Oscars' strike tributes emphasize solidarity and future labor fights.

Los Angeles — Hollywood has managed to exhibit some happiness and normalcy as it recovers from the dueling strikes and one of the most turbulent years in business history.

But Sunday's Academy Awards didn't ignore the labor dispute that kept screenwriters and actors unemployed for much of 2023. This recognition comes despite muted recognition of the strikes at other awards events this season. Behind-the-scenes staff may challenge studios next, and video game performers may be weeks from their own walkout.

Oscars host Jimmy Kimmel promised union members and behind-the-scenes workers that Hollywood stars would support them in return for their support during last year's strike, which shut down much of the entertainment industry.

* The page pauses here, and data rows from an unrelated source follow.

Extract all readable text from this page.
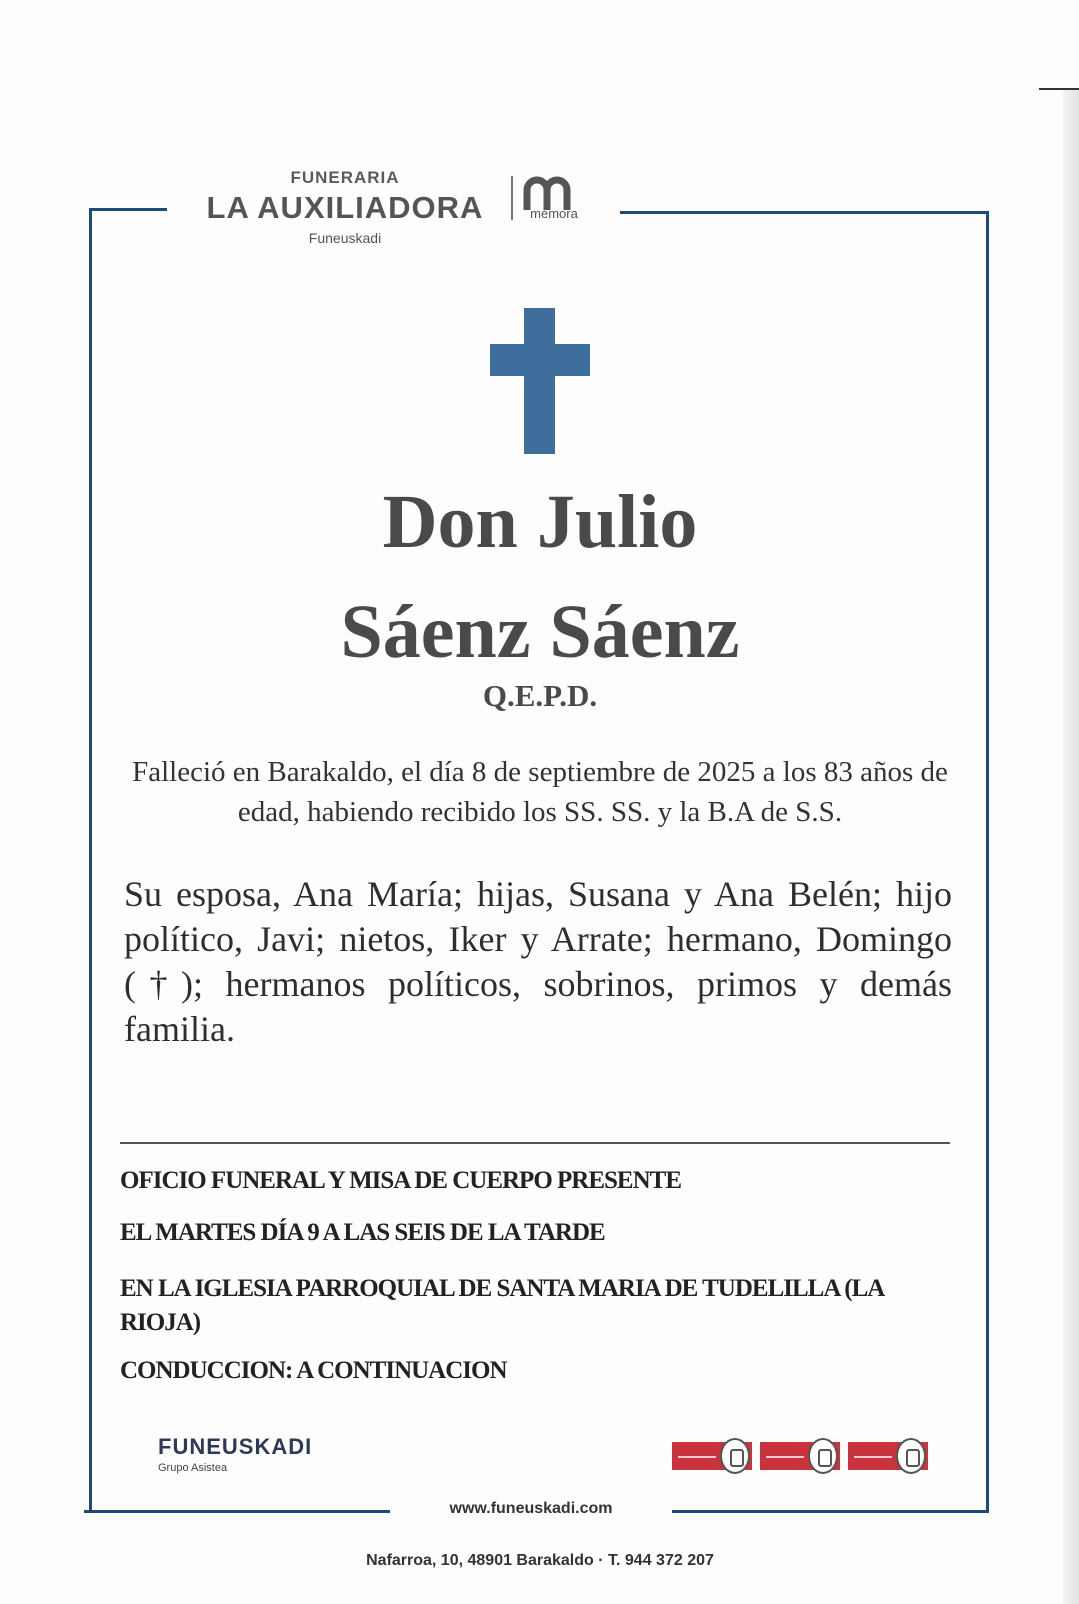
FUNERARIA
LA AUXILIADORA
Funeuskadi
mémora
Don Julio
Sáenz Sáenz
Q.E.P.D.
Falleció en Barakaldo, el día 8 de septiembre de 2025 a los 83 años de edad, habiendo recibido los SS. SS. y la B.A de S.S.
Su esposa, Ana María; hijas, Susana y Ana Belén; hijo político, Javi; nietos, Iker y Arrate; hermano, Domingo (†); hermanos políticos, sobrinos, primos y demás familia.
OFICIO FUNERAL Y MISA DE CUERPO PRESENTE
EL MARTES DÍA 9 A LAS SEIS DE LA TARDE
EN LA IGLESIA PARROQUIAL DE SANTA MARIA DE TUDELILLA (LA RIOJA)
CONDUCCION: A CONTINUACION
FUNEUSKADI
Grupo Asistea
www.funeuskadi.com
Nafarroa, 10, 48901 Barakaldo · T. 944 372 207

“We fully support them, obviously, as they did us,” actors guild president Fran Drescher told The Associated Press on the Oscars red carpet. He thanked Hollywood workers, now in a labor dispute, by inviting scores of truck drivers, lighting guys, gaffers, grips, and others onstage. “Thank you for standing with us,” Kimmel remarked. We will also support you in your upcoming discussions.

The Academy Awards were once the final place for a show of camaraderie like Kimmel's. Guilds in the contemporary labor disputes developed in the 1930s out of fears that the newly constituted Academy of Motion Picture Arts and Sciences would become a studio cartel used to lower salaries. Threats to boycott the Oscars helped actors, directors, writers, and others gain power over the film academy.

SAG-AFTRA-represented video game performers may strike over fears of being supplanted by artificial intelligence, like actors and writers. At a SXSW Film & TV Festival discussion the day before the Oscars, SAG-AFTRA executive director and top negotiator Duncan Crabtree-Ireland predicted a strike in four to six weeks.

“It is, at this point, at least 50/50, if not more likely, that we end up going on strike,” Crabtree-Ireland added, “because of the inability to get past these basic AI issues.” Video game actors include voice and stunt performers. Their long-term contract expired over a year ago, and months of talks have yielded little. Game actors overwhelmingly handed their leaders the power to strike their hiring businesses in September. Six months off work in 2016 and 2017 was their last.

Cinematographers, camera operators, set designers, carpenters, hair and makeup artists, and others in the International Alliance of Theatrical Stage Employees plan to resume talks next week with Hollywood studios, represented by the Alliance of Motion Picture and Television Producers, which actors and writers negotiate with.

Since last week, IATSE has been negotiating salary raises and overwork protections for around 50,000 Los Angeles workers. The talks nearly went to strike three years ago before the present contract was signed. That foreshadowed last year's tremendous disruption.

“I think that this is a very dynamic year because everybody’s impacted by the significant changes that have occurred in our industry, especially AI,” Drescher remarked. “The AMPTP is getting it from all sides, so it's a left jab and right hook. But long overdue.